Crude oil prices trimmed higher Thursday, supported by continued confidence by a group of top producers in growing oil demand in the second half of the year.
By 9:35 AM ET (1335 GMT), U.S. crude was higher 0.8% at $70.53 a barrel, extending to the firm after finishing over $70 earlier this week for the first time after October 2018. Brent was higher 0.9% at $72.84, near a two-year high.
U.S. Gasoline RBOB Futures were higher 1% at $2.2238 a gallon.
The Organization of the Petroleum Exporting Countries held to its estimate a strong recovery in global oil demand in the second half of 2021, driven by the United States and China.
In its monthly report, published earlier Thursday, the group stated demand would increase by 6.6% or 5.95 million barrels per day this year, maintained for a second continuous month, notwithstanding a slower-than-expected recovery in the first half of this year.

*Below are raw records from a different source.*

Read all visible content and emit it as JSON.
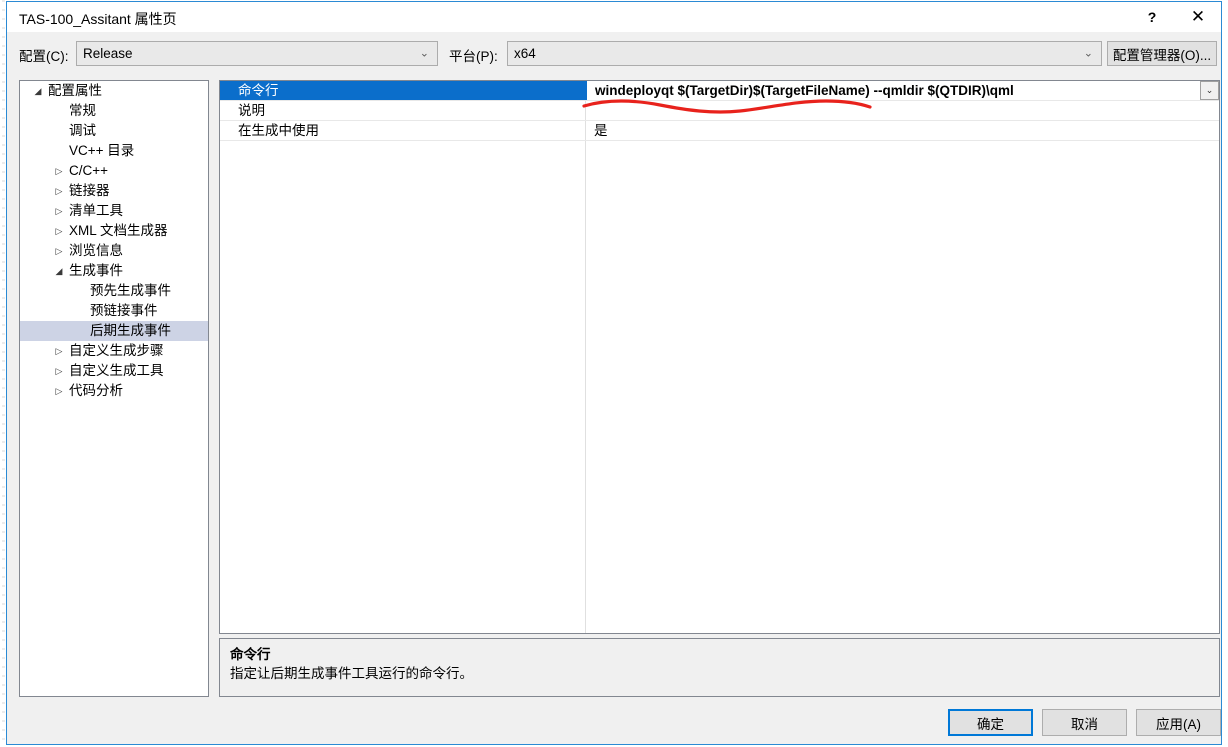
{
  "window": {
    "title": "TAS-100_Assitant 属性页",
    "help_icon": "question-mark-icon",
    "help_label": "?",
    "close_icon": "close-icon",
    "close_label": "✕",
    "accent_color": "#0078d7",
    "border_color": "#2b8ad4"
  },
  "configbar": {
    "config_label": "配置(C):",
    "config_value": "Release",
    "platform_label": "平台(P):",
    "platform_value": "x64",
    "config_manager_label": "配置管理器(O)...",
    "chevron_icon": "chevron-down-icon",
    "chevron_glyph": "⌄"
  },
  "tree": {
    "expanded_glyph": "◢",
    "collapsed_glyph": "▷",
    "items": [
      {
        "label": "配置属性",
        "indent": 0,
        "state": "expanded",
        "selected": false
      },
      {
        "label": "常规",
        "indent": 1,
        "state": "leaf",
        "selected": false
      },
      {
        "label": "调试",
        "indent": 1,
        "state": "leaf",
        "selected": false
      },
      {
        "label": "VC++ 目录",
        "indent": 1,
        "state": "leaf",
        "selected": false
      },
      {
        "label": "C/C++",
        "indent": 1,
        "state": "collapsed",
        "selected": false
      },
      {
        "label": "链接器",
        "indent": 1,
        "state": "collapsed",
        "selected": false
      },
      {
        "label": "清单工具",
        "indent": 1,
        "state": "collapsed",
        "selected": false
      },
      {
        "label": "XML 文档生成器",
        "indent": 1,
        "state": "collapsed",
        "selected": false
      },
      {
        "label": "浏览信息",
        "indent": 1,
        "state": "collapsed",
        "selected": false
      },
      {
        "label": "生成事件",
        "indent": 1,
        "state": "expanded",
        "selected": false
      },
      {
        "label": "预先生成事件",
        "indent": 2,
        "state": "leaf",
        "selected": false
      },
      {
        "label": "预链接事件",
        "indent": 2,
        "state": "leaf",
        "selected": false
      },
      {
        "label": "后期生成事件",
        "indent": 2,
        "state": "leaf",
        "selected": true
      },
      {
        "label": "自定义生成步骤",
        "indent": 1,
        "state": "collapsed",
        "selected": false
      },
      {
        "label": "自定义生成工具",
        "indent": 1,
        "state": "collapsed",
        "selected": false
      },
      {
        "label": "代码分析",
        "indent": 1,
        "state": "collapsed",
        "selected": false
      }
    ]
  },
  "grid": {
    "dropdown_icon": "chevron-down-icon",
    "dropdown_glyph": "⌄",
    "rows": [
      {
        "name": "命令行",
        "value": "windeployqt $(TargetDir)$(TargetFileName) --qmldir $(QTDIR)\\qml",
        "selected": true,
        "has_dropdown": true
      },
      {
        "name": "说明",
        "value": "",
        "selected": false,
        "has_dropdown": false
      },
      {
        "name": "在生成中使用",
        "value": "是",
        "selected": false,
        "has_dropdown": false
      }
    ]
  },
  "annotation": {
    "type": "red-squiggly-underline",
    "color": "#e8221c"
  },
  "description": {
    "title": "命令行",
    "body": "指定让后期生成事件工具运行的命令行。"
  },
  "footer": {
    "ok_label": "确定",
    "cancel_label": "取消",
    "apply_label": "应用(A)"
  }
}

Global economic improvement has been postponed due to the resurgence of coronavirus infections and renewed lockdowns in essential economies, including the Eurozone, Japan, and India, OPEC stated in its monthly report.
The overall market had given vulnerability earlier Thursday, before the announcement of the OPEC report, following the publicity of disappointing U.S. gasoline inventory numbers Wednesday.
Crude oil supply data from the U.S. Energy Information Administration revealed a draw, for the third continuous week, of just over 5 million barrels. However, gasoline inventories improved after April 2020, climbing by more than 7 million barrels for a second weekly gain.
This points to weaker-than-expected fuel demand at the origin of the U.S. summer, the country’s peak season for motoring.
Also pressing was the news that fuel demand in India, the world’s third-largest oil customer, sank in May to its weakest after August last year, as a second coronavirus wave muted economic activity.